An interesting passage in From Russia With Love is as the Orient Express leaves the station of Sežana and heads into Italy.

Then Yugoslavia was gone and Poggioreale came and the first smell of the soft like with the happy jabbering of the Italian officials and the carefree upturned faces of the station crowd. The new diesel-electric engine game a slap-happy whistle, the meadow of brown hands fluttered, and they were loping easily down into Venezia, toward the distant sparkle of Trieste and the gay blue of the Adriatic.

When looking at the geography of the area, there is no city of Poggioreale in the area of Trieste. John Griswold makes the following comment in his outstanding book:

NOTE3: The city of Poggioreale, Italy, was mentioned as one of the cities that the Simplon-Orient Express traveled through on its way to Trieste. When researching the path of the Simplon-Orient Express, only two locations in Italy could be found for Poggioreale. One was located on the Italian island of Sicily and the other was in Naples. Neither of these is on the route of the Simplon-Orient Express going to Trieste, Italy.
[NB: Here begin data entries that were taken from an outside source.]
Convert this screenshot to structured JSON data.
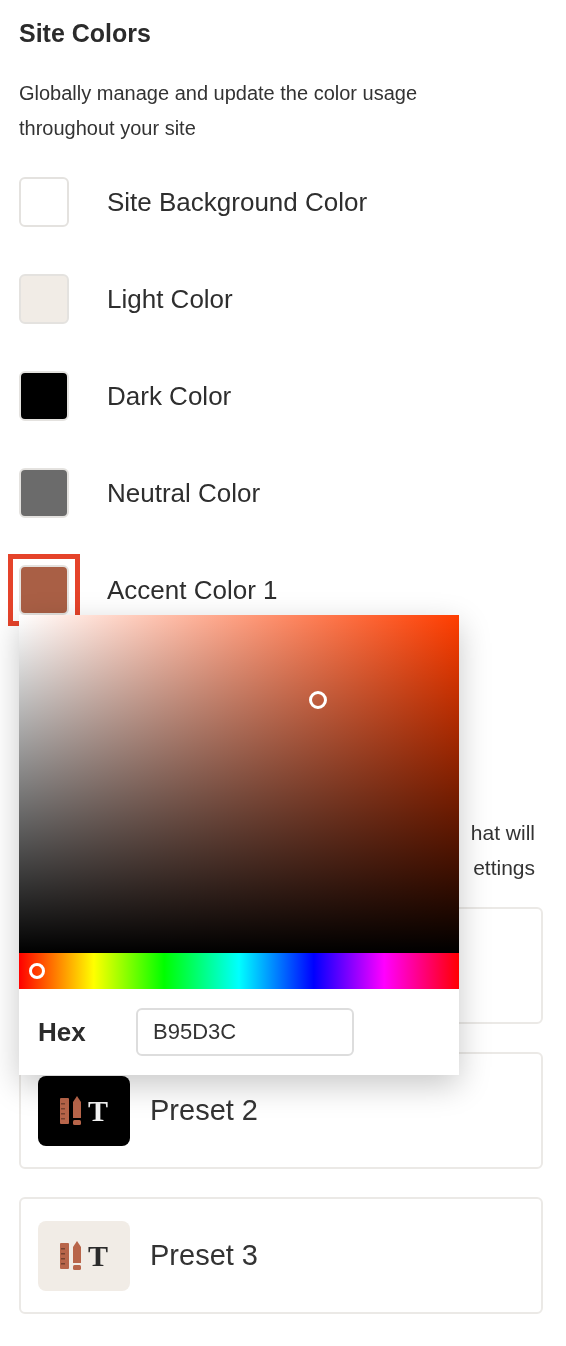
{
  "title": "Site Colors",
  "description": "Globally manage and update the color usage throughout your site",
  "colors": [
    {
      "label": "Site Background Color",
      "color": "#ffffff",
      "selected": false
    },
    {
      "label": "Light Color",
      "color": "#f1ece6",
      "selected": false
    },
    {
      "label": "Dark Color",
      "color": "#000000",
      "selected": false
    },
    {
      "label": "Neutral Color",
      "color": "#6b6b6b",
      "selected": false
    },
    {
      "label": "Accent Color 1",
      "color": "#a95f45",
      "selected": true
    }
  ],
  "presets_description_lines": [
    "hat will",
    "ettings"
  ],
  "presets": [
    {
      "label": "Preset 2",
      "icon_letter": "T",
      "color": "#000000"
    },
    {
      "label": "Preset 3",
      "icon_letter": "T",
      "color": "#f1ece6"
    }
  ],
  "color_picker": {
    "hue": {
      "level": 0.04
    },
    "hex_label": "Hex",
    "hex_value": "B95D3C"
  }
}
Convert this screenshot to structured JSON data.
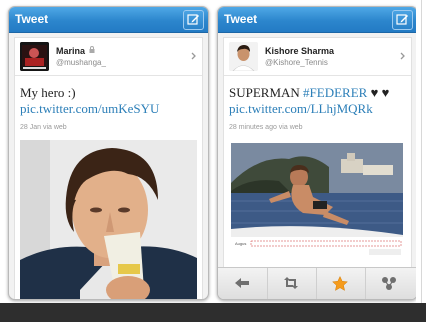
{
  "left_panel": {
    "header_title": "Tweet",
    "user": {
      "name": "Marina",
      "handle": "@mushanga_"
    },
    "tweet": {
      "text": "My hero :) ",
      "link": "pic.twitter.com/umKeSYU",
      "meta": "28 Jan via web"
    }
  },
  "right_panel": {
    "header_title": "Tweet",
    "user": {
      "name": "Kishore Sharma",
      "handle": "@Kishore_Tennis"
    },
    "tweet": {
      "text": "SUPERMAN ",
      "hashtag": "#FEDERER",
      "hearts": " ♥ ♥ ",
      "link": "pic.twitter.com/LLhjMQRk",
      "meta": "28 minutes ago via web"
    },
    "actions": [
      {
        "icon": "reply-icon"
      },
      {
        "icon": "retweet-icon"
      },
      {
        "icon": "star-icon",
        "color": "#f59b1c"
      },
      {
        "icon": "more-icon"
      }
    ]
  }
}
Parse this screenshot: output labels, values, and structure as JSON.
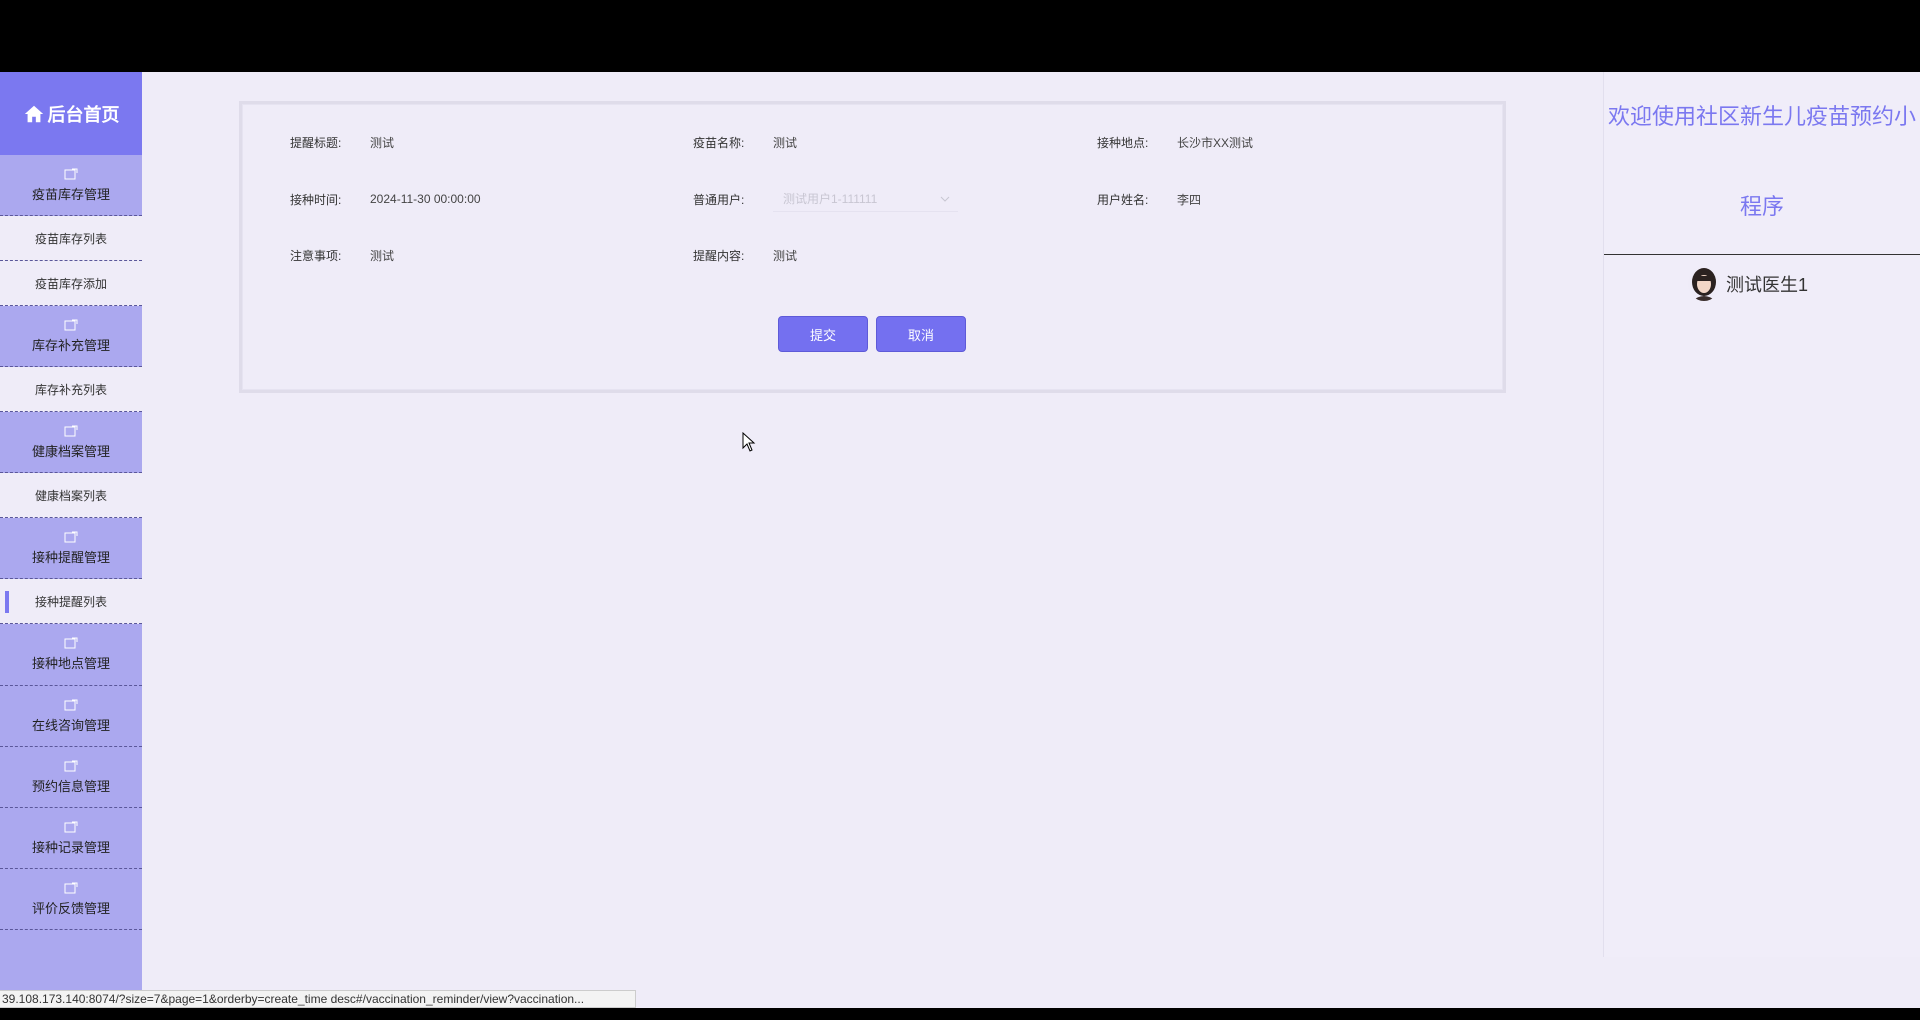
{
  "sidebar": {
    "home_label": "后台首页",
    "groups": [
      {
        "label": "疫苗库存管理",
        "subs": [
          "疫苗库存列表",
          "疫苗库存添加"
        ]
      },
      {
        "label": "库存补充管理",
        "subs": [
          "库存补充列表"
        ]
      },
      {
        "label": "健康档案管理",
        "subs": [
          "健康档案列表"
        ]
      },
      {
        "label": "接种提醒管理",
        "subs": [
          "接种提醒列表"
        ]
      },
      {
        "label": "接种地点管理",
        "subs": []
      },
      {
        "label": "在线咨询管理",
        "subs": []
      },
      {
        "label": "预约信息管理",
        "subs": []
      },
      {
        "label": "接种记录管理",
        "subs": []
      },
      {
        "label": "评价反馈管理",
        "subs": []
      }
    ]
  },
  "form": {
    "reminder_title_label": "提醒标题:",
    "reminder_title_value": "测试",
    "vaccine_name_label": "疫苗名称:",
    "vaccine_name_value": "测试",
    "location_label": "接种地点:",
    "location_value": "长沙市XX测试",
    "time_label": "接种时间:",
    "time_value": "2024-11-30 00:00:00",
    "user_label": "普通用户:",
    "user_value": "测试用户1-111111",
    "username_label": "用户姓名:",
    "username_value": "李四",
    "notes_label": "注意事项:",
    "notes_value": "测试",
    "content_label": "提醒内容:",
    "content_value": "测试",
    "submit_label": "提交",
    "cancel_label": "取消"
  },
  "right": {
    "welcome_line1": "欢迎使用社区新生儿疫苗预约小",
    "welcome_line2": "程序",
    "user_name": "测试医生1"
  },
  "status_url": "39.108.173.140:8074/?size=7&page=1&orderby=create_time desc#/vaccination_reminder/view?vaccination...",
  "colors": {
    "accent": "#7b78f0",
    "sidebar": "#aba8ef",
    "background": "#efecf8"
  }
}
I was prepared to accept that, and just write it off as creative license being exercised by Fleming, or perhaps even a mistake. But as I studied the route of the Orient Express, there was a station between when they left Yugoslavia in Sežana and before they arrived in Trieste. Nothing I could find however, attached the name of Poggioreale to it.

Then I stumbled across a 1950 article from the Chicago Tribune, in which the writer chronicled his efforts to travel from Rome to Belgrade, mostly via train.

He wrote:

The next afternoon, I rode the stub train 18 miles from Trieste to Poggioreale Campagna, on the border of the free zone.

Board Another Train

At Poggioreale, we left the train and boarded another for Sezana, five miles away, across the boundary in Yugoslavia. At Sezana, we hooked onto the Simplon-Orient Express.

The station that sits five miles across the border from Sezana is Villa Opicina. Further digging ensued. The original name of the town was Opcina – Slavic in origin. During WWII the name was changed to the more Italian Villa Opicina. But then the town was renamed by the Fascists to Poggioreale del Carso.

In 1966, the name was changed back to Villa Opicina. But in 1956 when Fleming was writing From Russia With Love, the town and station name was indeed Poggioreale!

Stazione Poggioreale Campagna was the official name of the train station there which, like the town, is now renamed Villa Opicina.

Original passenger building on left.

So once again, even in the small details, Ian Fleming gets it right, even when it doesn’t appear to be the case at first glance.